Commanding all the 4th Army's cut-off units, Müller was captured on 8 July after a failed break-out attempt by Generalleutnant Karl Zutavern’s 18th Panzergrenadierdivision. Müller immediately ordered all the encircled German forces to surrender, an instruction which was broadcast over loudspeakers by Soviet forces and dropped from Soviet aircraft in leaflet form. A large number of German unit commanders and soldiers chose to disregard the order, however, and to continue their escape attempts: Soviet forces were reporting actions against groups of encircled German soldiers several thousand strong until mid-July, and smaller groups until some time later.

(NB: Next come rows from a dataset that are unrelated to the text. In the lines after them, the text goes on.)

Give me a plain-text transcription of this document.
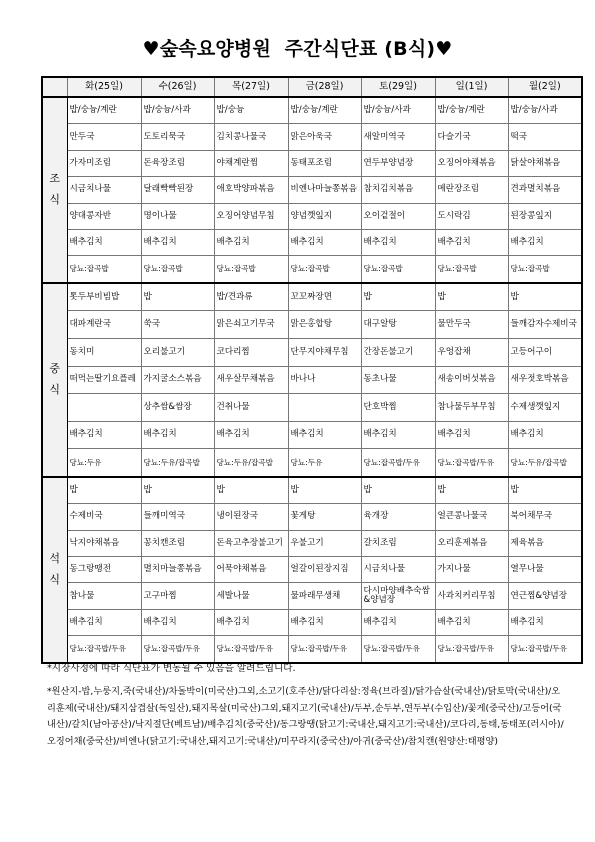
♥숲속요양병원  주간식단표 (B식)♥
	화(25일)	수(26일)	목(27일)	금(28일)	토(29일)	일(1일)	월(2일)
조
식	밥/숭늉/계란	밥/숭늉/사과	밥/숭늉	밥/숭늉/계란	밥/숭늉/사과	밥/숭늉/계란	밥/숭늉/사과
	만두국	도토리묵국	김치콩나물국	맑은아욱국	새알미역국	다슬기국	떡국
	가자미조림	돈육장조림	야채계란찜	동태포조림	연두부양념장	오징어야채볶음	닭살야채볶음
	시금치나물	달래빡빡된장	애호박양파볶음	비엔나마늘쫑볶음	참치김치볶음	메란장조림	견과멸치볶음
	양대콩자반	명이나물	오징어양념무침	양념깻잎지	오이겉절이	도시락김	된장콩잎지
	배추김치	배추김치	배추김치	배추김치	배추김치	배추김치	배추김치
	당뇨:잡곡밥	당뇨:잡곡밥	당뇨:잡곡밥	당뇨:잡곡밥	당뇨:잡곡밥	당뇨:잡곡밥	당뇨:잡곡밥
중
식	톳두부비빔밥	밥	밥/견과류	꼬꼬짜장면	밥	밥	밥
	대파계란국	쑥국	맑은쇠고기무국	맑은홍합탕	대구알탕	물만두국	들깨감자수제비국
	동치미	오리불고기	코다리찜	단무지야채무침	간장돈불고기	우엉잡채	고등어구이
	떠먹는딸기요플레	가지굴소스볶음	새우살무채볶음	바나나	동초나물	새송이버섯볶음	새우젓호박볶음
		상추쌈&쌈장	건취나물		단호박찜	참나물두부무침	수제생깻잎지
	배추김치	배추김치	배추김치	배추김치	배추김치	배추김치	배추김치
	당뇨:두유	당뇨:두유/잡곡밥	당뇨:두유/잡곡밥	당뇨:두유	당뇨:잡곡밥/두유	당뇨:잡곡밥/두유	당뇨:두유/잡곡밥
석
식	밥	밥	밥	밥	밥	밥	밥
	수제비국	들깨미역국	냉이된장국	꽃게탕	육개장	얼큰콩나물국	북어채무국
	낙지야채볶음	꽁치캔조림	돈육고추장불고기	우불고기	갈치조림	오리훈제볶음	제육볶음
	동그랑땡전	멸치마늘쫑볶음	어묵야채볶음	얼갈이된장지짐	시금치나물	가지나물	열무나물
	참나물	고구마찜	세발나물	물파래무생채	다시마양배추숙쌈&양념장	사과치커리무침	연근찜&양념장
	배추김치	배추김치	배추김치	배추김치	배추김치	배추김치	배추김치
	당뇨:잡곡밥/두유	당뇨:잡곡밥/두유	당뇨:잡곡밥/두유	당뇨:잡곡밥/두유	당뇨:잡곡밥/두유	당뇨:잡곡밥/두유	당뇨:잡곡밥/두유
*시장사정에 따라 식단표가 변동될 수 있음을 알려드립니다.
*원산지-밥,누룽지,죽(국내산)/차돌박이(미국산)그외,소고기(호주산)/닭다리살:정육(브라질)/닭가슴살(국내산)/닭토막(국내산)/오리훈제(국내산)/돼지삼겹살(독일산),돼지목살(미국산)그외,돼지고기(국내산)/두부,순두부,연두부(수입산)/꽃게(중국산)/고등어(국내산)/갈치(남아공산)/낙지절단(베트남)/배추김치(중국산)/동그랑땡(닭고기:국내산,돼지고기:국내산)/코다리,동태,동태포(러시아)/오징어채(중국산)/비엔나(닭고기:국내산,돼지고기:국내산)/미꾸라지(중국산)/아귀(중국산)/참치캔(원양산:태평양)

The Soviets estimated that the Germans lost 22,570 men killed and 13,256 taken prisoner as the Soviet forces crossed the Berezina river, and some 100,000 men of the 4th Army and 9th Army were then caught in the encirclement. Of these latter, about 40,000 were killed and most of the others were captured. Partisans played an important role in locating and mopping up the encircled forces.
In overall terms, therefore, the Minsk operation was, within the strategic framework of 'Bagration', a total success inasmuch as Minsk, the capital of Belorussia, had been liberated after several years of German occupation, and the forces of Heeresgruppe 'Mitte' had been almost totally shattered within a matter of days in a victory of unprecedented scale. In particular, nearly the whole of the 4th Army, as well as much of the rump of the 9th Army which had escaped from the Bobruysk offensive, were destroyed.
The 3rd and 2nd Belorussian Fronts were subsequently committed to the third or pursuit phase of the strategic offensive in the Vilnyus and Białystok operations respectively.